No matter the consensus on Sony’s E3 2018 panel, The Last of Us: Part II provided an incredibly strong opening. Trudging through the superbly dark gameplay elements, it was clear that survivors posed much more of a threat this time, as the infected were nowhere to be seen. Horror fans need no fret, however, the Resident Evil 2 Remake has you covered.
As a 19-year-old Ellie takes centre stage for The Last of Us: Part II, Naughty Dog managed to surprise fans by presenting E3 with its first prominently featured gay kiss.
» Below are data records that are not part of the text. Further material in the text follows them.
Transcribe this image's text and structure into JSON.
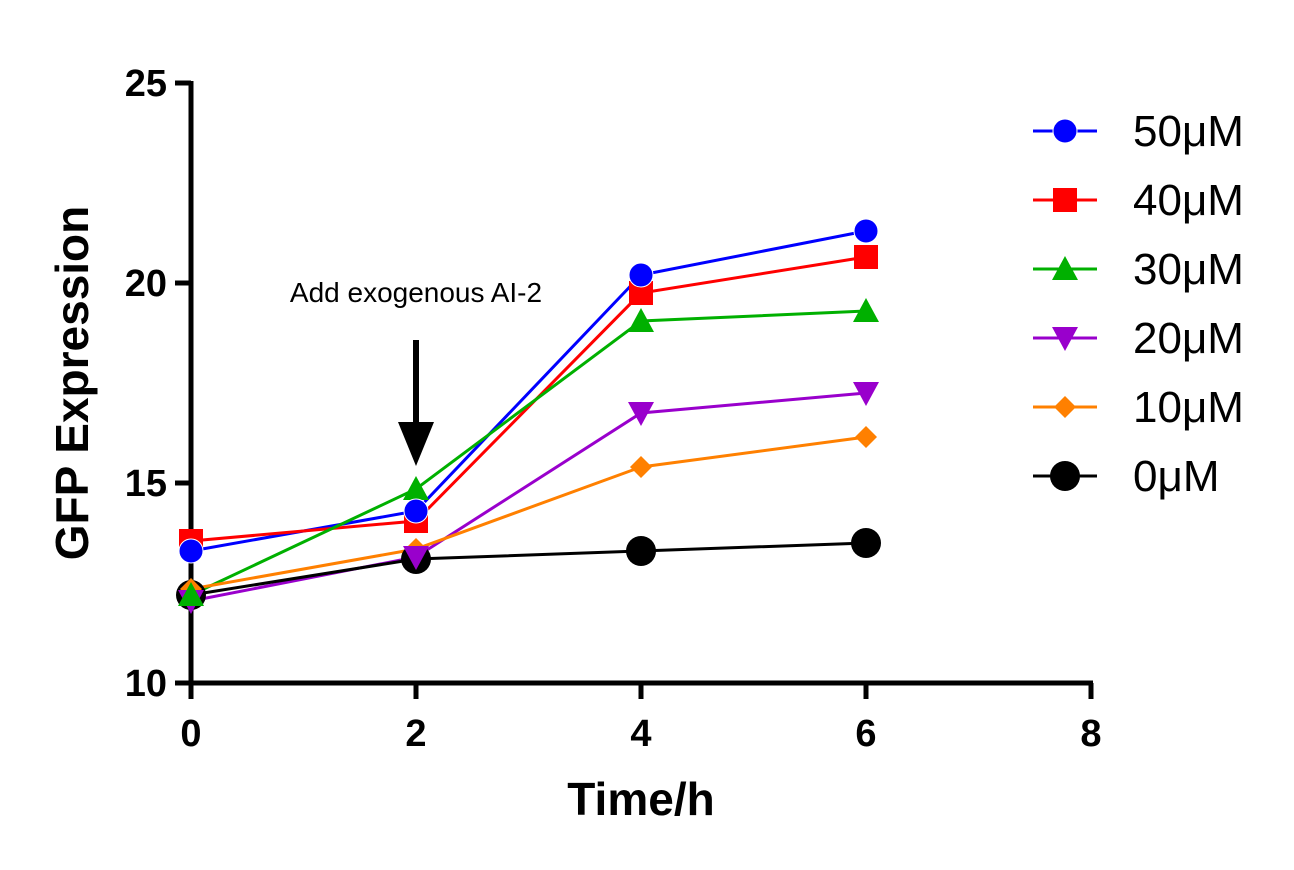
{
  "chart_data": {
    "type": "line",
    "xlabel": "Time/h",
    "ylabel": "GFP Expression",
    "xlim": [
      0,
      8
    ],
    "ylim": [
      10,
      25
    ],
    "xticks": [
      0,
      2,
      4,
      6,
      8
    ],
    "yticks": [
      10,
      15,
      20,
      25
    ],
    "grid": false,
    "legend_position": "right",
    "annotation": {
      "text": "Add exogenous AI-2",
      "x": 2,
      "arrow": "down"
    },
    "series": [
      {
        "name": "50μM",
        "color": "#0000ff",
        "marker": "circle",
        "x": [
          0,
          2,
          4,
          6
        ],
        "y": [
          13.3,
          14.3,
          20.2,
          21.3
        ]
      },
      {
        "name": "40μM",
        "color": "#ff0000",
        "marker": "square",
        "x": [
          0,
          2,
          4,
          6
        ],
        "y": [
          13.55,
          14.05,
          19.75,
          20.65
        ]
      },
      {
        "name": "30μM",
        "color": "#00b000",
        "marker": "triangle-up",
        "x": [
          0,
          2,
          4,
          6
        ],
        "y": [
          12.2,
          14.85,
          19.05,
          19.3
        ]
      },
      {
        "name": "20μM",
        "color": "#9900cc",
        "marker": "triangle-down",
        "x": [
          0,
          2,
          4,
          6
        ],
        "y": [
          12.05,
          13.15,
          16.75,
          17.25
        ]
      },
      {
        "name": "10μM",
        "color": "#ff8000",
        "marker": "diamond",
        "x": [
          0,
          2,
          4,
          6
        ],
        "y": [
          12.35,
          13.35,
          15.4,
          16.15
        ]
      },
      {
        "name": "0μM",
        "color": "#000000",
        "marker": "circle-large",
        "x": [
          0,
          2,
          4,
          6
        ],
        "y": [
          12.2,
          13.1,
          13.3,
          13.5
        ]
      }
    ]
  }
}
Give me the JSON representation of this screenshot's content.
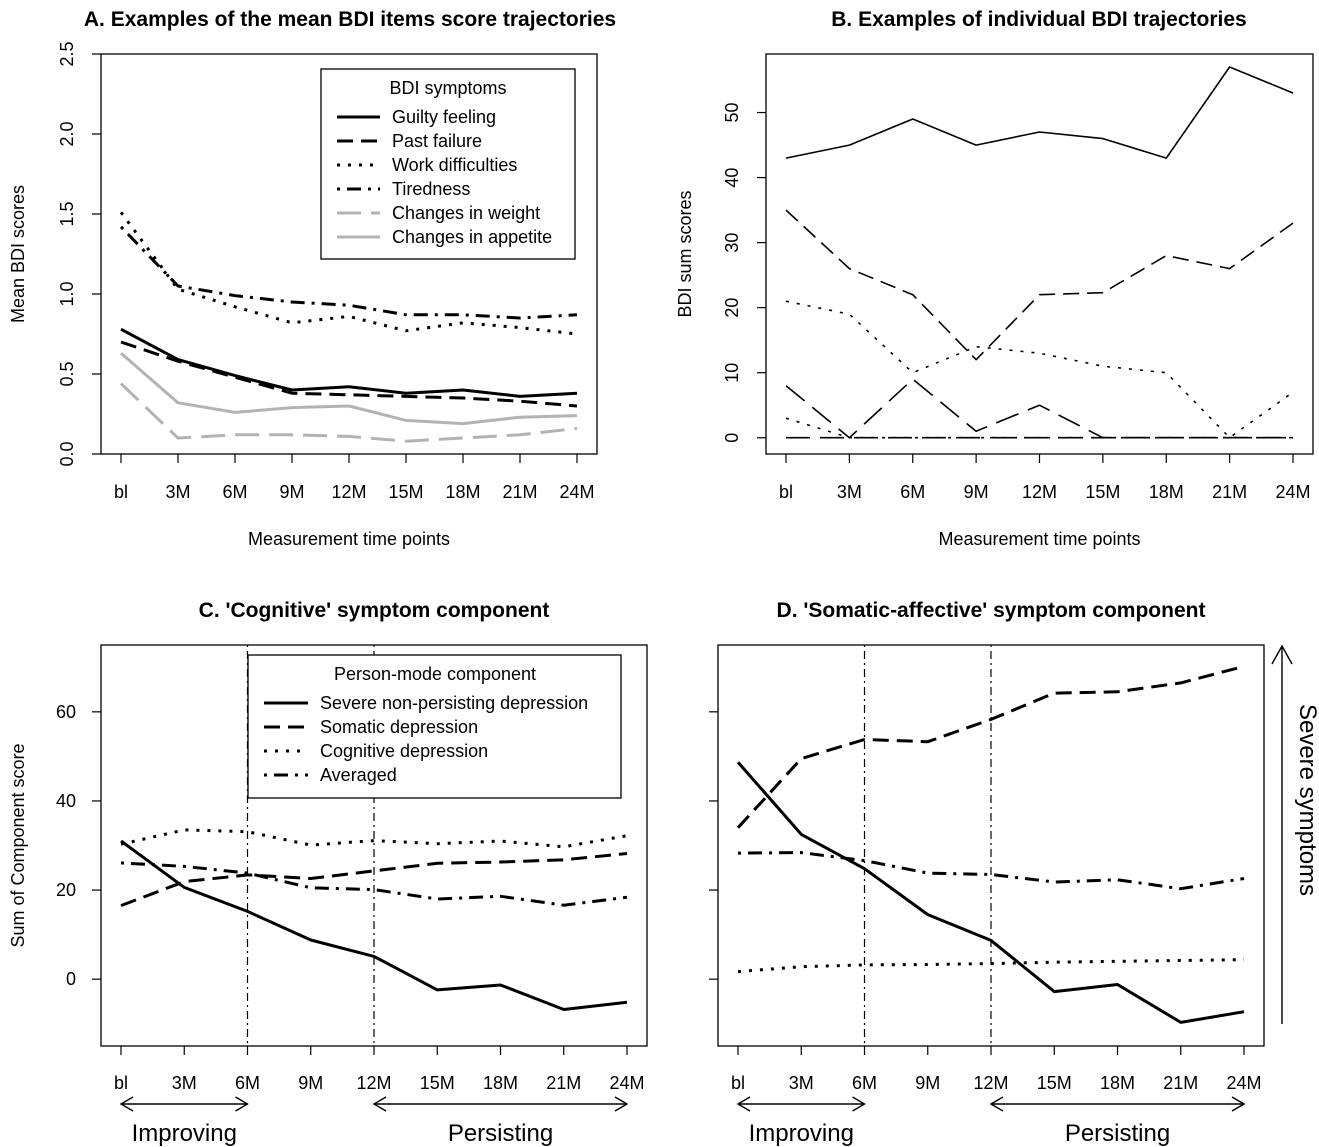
{
  "chart_data": [
    {
      "panel": "A",
      "type": "line",
      "title": "A. Examples of the mean BDI items score trajectories",
      "xlabel": "Measurement time points",
      "ylabel": "Mean BDI scores",
      "categories": [
        "bl",
        "3M",
        "6M",
        "9M",
        "12M",
        "15M",
        "18M",
        "21M",
        "24M"
      ],
      "yticks": [
        "0.0",
        "0.5",
        "1.0",
        "1.5",
        "2.0",
        "2.5"
      ],
      "ylim": [
        0,
        2.5
      ],
      "legend_title": "BDI symptoms",
      "series": [
        {
          "name": "Guilty feeling",
          "color": "#000000",
          "dash": "solid",
          "values": [
            0.78,
            0.59,
            0.49,
            0.4,
            0.42,
            0.38,
            0.4,
            0.36,
            0.38
          ]
        },
        {
          "name": "Past failure",
          "color": "#000000",
          "dash": "dashed",
          "values": [
            0.7,
            0.58,
            0.48,
            0.38,
            0.37,
            0.36,
            0.35,
            0.33,
            0.3
          ]
        },
        {
          "name": "Work difficulties",
          "color": "#000000",
          "dash": "dotted",
          "values": [
            1.51,
            1.03,
            0.92,
            0.82,
            0.86,
            0.77,
            0.82,
            0.79,
            0.75
          ]
        },
        {
          "name": "Tiredness",
          "color": "#000000",
          "dash": "dotdash",
          "values": [
            1.42,
            1.05,
            0.99,
            0.95,
            0.93,
            0.87,
            0.87,
            0.85,
            0.87
          ]
        },
        {
          "name": "Changes in weight",
          "color": "#b3b3b3",
          "dash": "longdash",
          "values": [
            0.44,
            0.1,
            0.12,
            0.12,
            0.11,
            0.08,
            0.1,
            0.12,
            0.16
          ]
        },
        {
          "name": "Changes in appetite",
          "color": "#b3b3b3",
          "dash": "solid",
          "values": [
            0.63,
            0.32,
            0.26,
            0.29,
            0.3,
            0.21,
            0.19,
            0.23,
            0.24
          ]
        }
      ]
    },
    {
      "panel": "B",
      "type": "line",
      "title": "B. Examples of individual BDI trajectories",
      "xlabel": "Measurement time points",
      "ylabel": "BDI sum scores",
      "categories": [
        "bl",
        "3M",
        "6M",
        "9M",
        "12M",
        "15M",
        "18M",
        "21M",
        "24M"
      ],
      "yticks": [
        "0",
        "10",
        "20",
        "30",
        "40",
        "50"
      ],
      "ylim": [
        -2.5,
        59
      ],
      "series": [
        {
          "color": "#000000",
          "dash": "solid",
          "values": [
            43,
            45,
            49,
            45,
            47,
            46,
            43,
            57,
            53
          ]
        },
        {
          "color": "#000000",
          "dash": "dashed",
          "values": [
            35,
            26,
            22,
            12,
            22,
            22.3,
            28,
            26,
            33
          ]
        },
        {
          "color": "#000000",
          "dash": "dotted",
          "values": [
            21,
            19,
            10,
            14,
            13,
            11,
            10,
            0,
            7
          ]
        },
        {
          "color": "#000000",
          "dash": "longdash",
          "values": [
            8,
            0,
            9,
            1,
            5,
            0,
            0,
            0,
            0
          ]
        },
        {
          "color": "#000000",
          "dash": "dotted",
          "values": [
            3,
            0,
            0,
            0,
            0,
            0,
            0,
            0,
            0
          ]
        },
        {
          "color": "#000000",
          "dash": "longdash",
          "values": [
            0,
            0,
            0,
            0,
            0,
            0,
            0,
            0,
            0
          ]
        }
      ]
    },
    {
      "panel": "C",
      "type": "line",
      "title": "C. 'Cognitive' symptom component",
      "xlabel": "",
      "ylabel": "Sum of Component score",
      "categories": [
        "bl",
        "3M",
        "6M",
        "9M",
        "12M",
        "15M",
        "18M",
        "21M",
        "24M"
      ],
      "yticks": [
        "0",
        "20",
        "40",
        "60"
      ],
      "ylim": [
        -15,
        75
      ],
      "legend_title": "Person-mode component",
      "vlines_at": [
        "6M",
        "12M"
      ],
      "arrow_labels": [
        "Improving",
        "Persisting"
      ],
      "series": [
        {
          "name": "Severe non-persisting depression",
          "color": "#000000",
          "dash": "solid",
          "values": [
            31,
            20.6,
            15.2,
            8.8,
            5.1,
            -2.4,
            -1.3,
            -6.8,
            -5.2
          ]
        },
        {
          "name": "Somatic depression",
          "color": "#000000",
          "dash": "dashed",
          "values": [
            16.5,
            21.9,
            23.4,
            22.6,
            24.3,
            26,
            26.3,
            26.8,
            28.2
          ]
        },
        {
          "name": "Cognitive depression",
          "color": "#000000",
          "dash": "dotted",
          "values": [
            30.3,
            33.5,
            33.1,
            30.1,
            31.1,
            30.4,
            31,
            29.7,
            32.2
          ]
        },
        {
          "name": "Averaged",
          "color": "#000000",
          "dash": "dotdash",
          "values": [
            26.1,
            25.3,
            23.8,
            20.5,
            20.1,
            18,
            18.6,
            16.6,
            18.4
          ]
        }
      ]
    },
    {
      "panel": "D",
      "type": "line",
      "title": "D. 'Somatic-affective' symptom component",
      "xlabel": "",
      "ylabel": "",
      "categories": [
        "bl",
        "3M",
        "6M",
        "9M",
        "12M",
        "15M",
        "18M",
        "21M",
        "24M"
      ],
      "ylim": [
        -15,
        75
      ],
      "vlines_at": [
        "6M",
        "12M"
      ],
      "arrow_labels": [
        "Improving",
        "Persisting"
      ],
      "side_label": "Severe symptoms",
      "series": [
        {
          "color": "#000000",
          "dash": "solid",
          "values": [
            48.7,
            32.5,
            24.8,
            14.5,
            8.7,
            -2.8,
            -1.2,
            -9.7,
            -7.3
          ]
        },
        {
          "color": "#000000",
          "dash": "dashed",
          "values": [
            34,
            49.5,
            53.8,
            53.3,
            58.3,
            64.2,
            64.5,
            66.5,
            70.2
          ]
        },
        {
          "color": "#000000",
          "dash": "dotted",
          "values": [
            1.7,
            2.8,
            3.2,
            3.3,
            3.5,
            3.8,
            4,
            4.2,
            4.4
          ]
        },
        {
          "color": "#000000",
          "dash": "dotdash",
          "values": [
            28.3,
            28.4,
            26.6,
            23.8,
            23.5,
            21.8,
            22.3,
            20.3,
            22.6
          ]
        }
      ]
    }
  ]
}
This tender, mood-lit moment with a lady called Dina was juxtaposed against Ellie traversing the ultra-violent post-apocalyptic world, brutally killing hostile survivors.
While we know that Runners, Stalkers and Clickers are still out there as some of the main enemies in The Last of Us: Part II, the trailer ends with Ellie smiling, showing that the end of the world doesn’t have to necessarily be all that bad.
The same can’t be said for the Resident Evil 2 Remake, which opens its gameplay trailer with the death of a rat and a security guard thanks to its own version of the infected – the traditional zombie. Like the original, the player will be able to play through separate campaigns headed by Leon and Claire.
A little more comprehensive than the official remastered Resident Evil HD (2015), the Resident Evil 2 Remake looks to have been given the same over-the-shoulder camera placement introduced in Resident Evil 4. Unfortunately, its fresh coat of paint has been the subject of some criticism, with some fans not particularly fond of the character’s new younger looks.
Some have pointed towards the character models within Rod Lima’s fan-made remake back in 2015 as prime examples of what they expected Leon and Claire to look like in relation to their previous appearances in modern Resident Evil games. Unfortunately, this was shut down in favour of the official Capcom remake within the same year.
KitGuru Says: I do find the character models a little jarring in comparison to previous iterations, however I do think it gets across that both are inexperienced in this relatively new zombiefied world. Alternatively, I’m also liking the infected-less approach that The Last of Us: Part II took during its showcase, as it looks increasingly deeper by the minute. Are you looking forward to either title?